Holness, in his first public commentary on the migration of Jamaican teachers which has taken centre stage recently, noted that the situation highlights that quality educators are produced locally and are in high demand elsewhere.
"It says how well our system operates and maybe, whilst we view it (teacher migration) as a threat, maybe we need to look at it in a systematic and strategic way to say to those persons who want to take up our teachers, 'Pay us to train teachers for you', and who knows, maybe there are some economic opportunities there that should be pursued," declared Holness.
He was speaking at an awards ceremony Tuesday in honour of several students who sat the 2022 Primary Exit Profile (PEP) examinations.
During a press conference in Kingston on Monday, Education and Youth Minister Fayval Williams stated that 167 public school teachers have resigned over the last two months.
However, 964 specialist teachers were available for employment to fill those vacancies.
Though citing the potential benefit of teacher migration, the prime minister emphasised that the situation poses a potential threat to the Jamaican education system.

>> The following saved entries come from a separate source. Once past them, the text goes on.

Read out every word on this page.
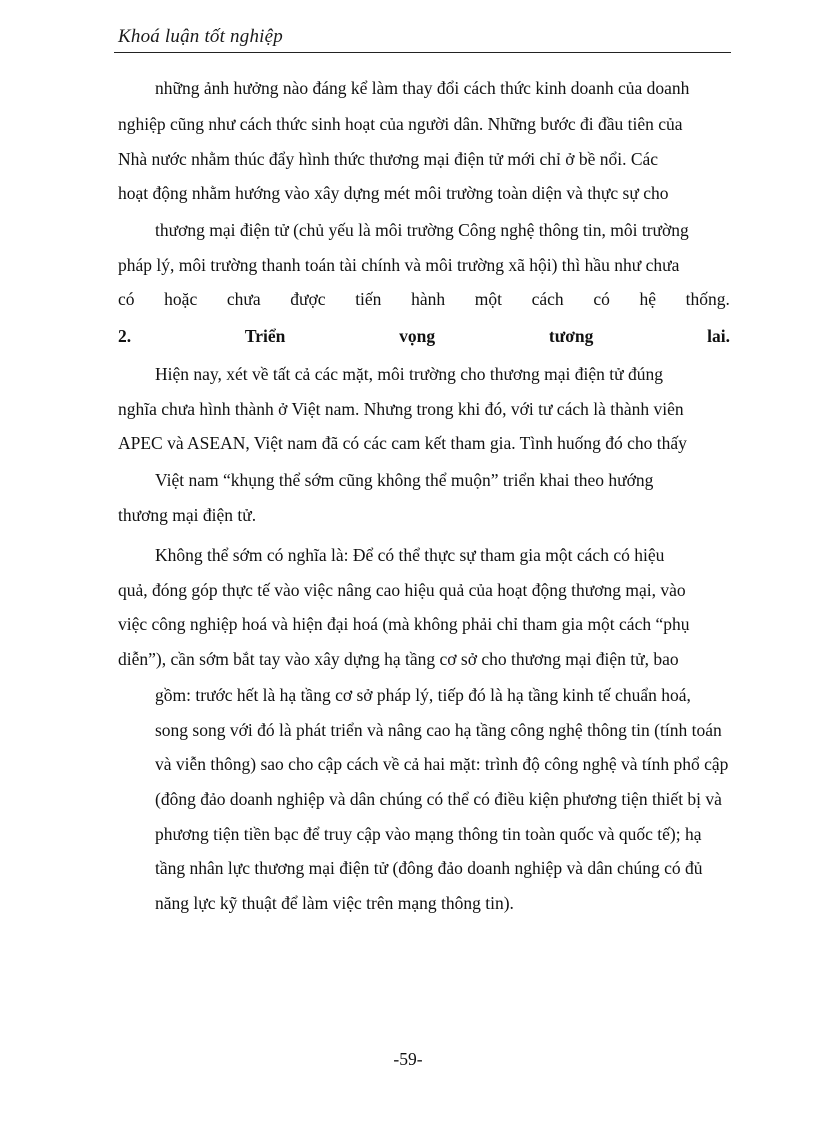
Khoá luận tốt nghiệp
những ảnh hưởng nào đáng kể làm thay đổi cách thức kinh doanh của doanh
nghiệp cũng như cách thức sinh hoạt của người dân. Những bước đi đầu tiên của
Nhà nước nhằm thúc đẩy hình thức thương mại điện tử mới chỉ ở bề nổi. Các
hoạt động nhằm hướng vào xây dựng mét môi trường toàn diện và thực sự cho
thương mại điện tử (chủ yếu là môi trường Công nghệ thông tin, môi trường
pháp lý, môi trường thanh toán tài chính và môi trường xã hội) thì hầu như chưa
có hoặc chưa được tiến hành một cách có hệ thống.
2.	Triển	vọng	tương	lai.
Hiện nay, xét về tất cả các mặt, môi trường cho thương mại điện tử đúng
nghĩa chưa hình thành ở Việt nam. Nhưng trong khi đó, với tư cách là thành viên
APEC và ASEAN, Việt nam đã có các cam kết tham gia. Tình huống đó cho thấy
Việt nam “khụng thể sớm cũng không thể muộn” triển khai theo hướng
thương mại điện tử.
Không thể sớm có nghĩa là: Để có thể thực sự tham gia một cách có hiệu
quả, đóng góp thực tế vào việc nâng cao hiệu quả của hoạt động thương mại, vào
việc công nghiệp hoá và hiện đại hoá (mà không phải chỉ tham gia một cách “phụ
diễn”), cần sớm bắt tay vào xây dựng hạ tầng cơ sở cho thương mại điện tử, bao
gồm: trước hết là hạ tầng cơ sở pháp lý, tiếp đó là hạ tầng kinh tế chuẩn hoá,
song song với đó là phát triển và nâng cao hạ tầng công nghệ thông tin (tính toán
và viễn thông) sao cho cập cách về cả hai mặt: trình độ công nghệ và tính phổ cập
(đông đảo doanh nghiệp và dân chúng có thể có điều kiện phương tiện thiết bị và
phương tiện tiền bạc để truy cập vào mạng thông tin toàn quốc và quốc tế); hạ
tầng nhân lực thương mại điện tử (đông đảo doanh nghiệp và dân chúng có đủ
năng lực kỹ thuật để làm việc trên mạng thông tin).
-59-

"Whilst there is very little the Government can do to prevent the exercise of someone's free will to take up an opportunity and an advantage that they would gain, the Government of Jamaica still views these developments as a potential threat — a potential challenge — to deliver quality education to our children," he explained.
"Oftentimes, teachers who are recruited are our best teachers, and oftentimes, the teachers in the most critical subject areas are recruited," Holness indicated.
He lauded the Ministry of Education and Youth for the solutions it put forward to the nation on Monday, which are geared towards tackling any fallout from the resignation of teachers.
The prime minister pointed to the hiring of retired teachers and the use of information and communications technology (ICT) as two strategies by the ministry that were welcomed.
Still, Holness said there were other options that could be explored, to combat any impact from teacher migration, including the relocation of teachers from underpopulated schools.
"It may become necessary, and it may actually prove advantageous to have relocation from some schools that are underpopulated to schools that need the teachers.
"Now, you have to ensure that you are matching the required teacher that you need coming from an underpopulated school, but those logistics can be worked out in the Ministry of Education," he cautioned.
In reiterating the challenges ahead for the island's schools, Holness said, "all of these possible solutions are going to be pursued."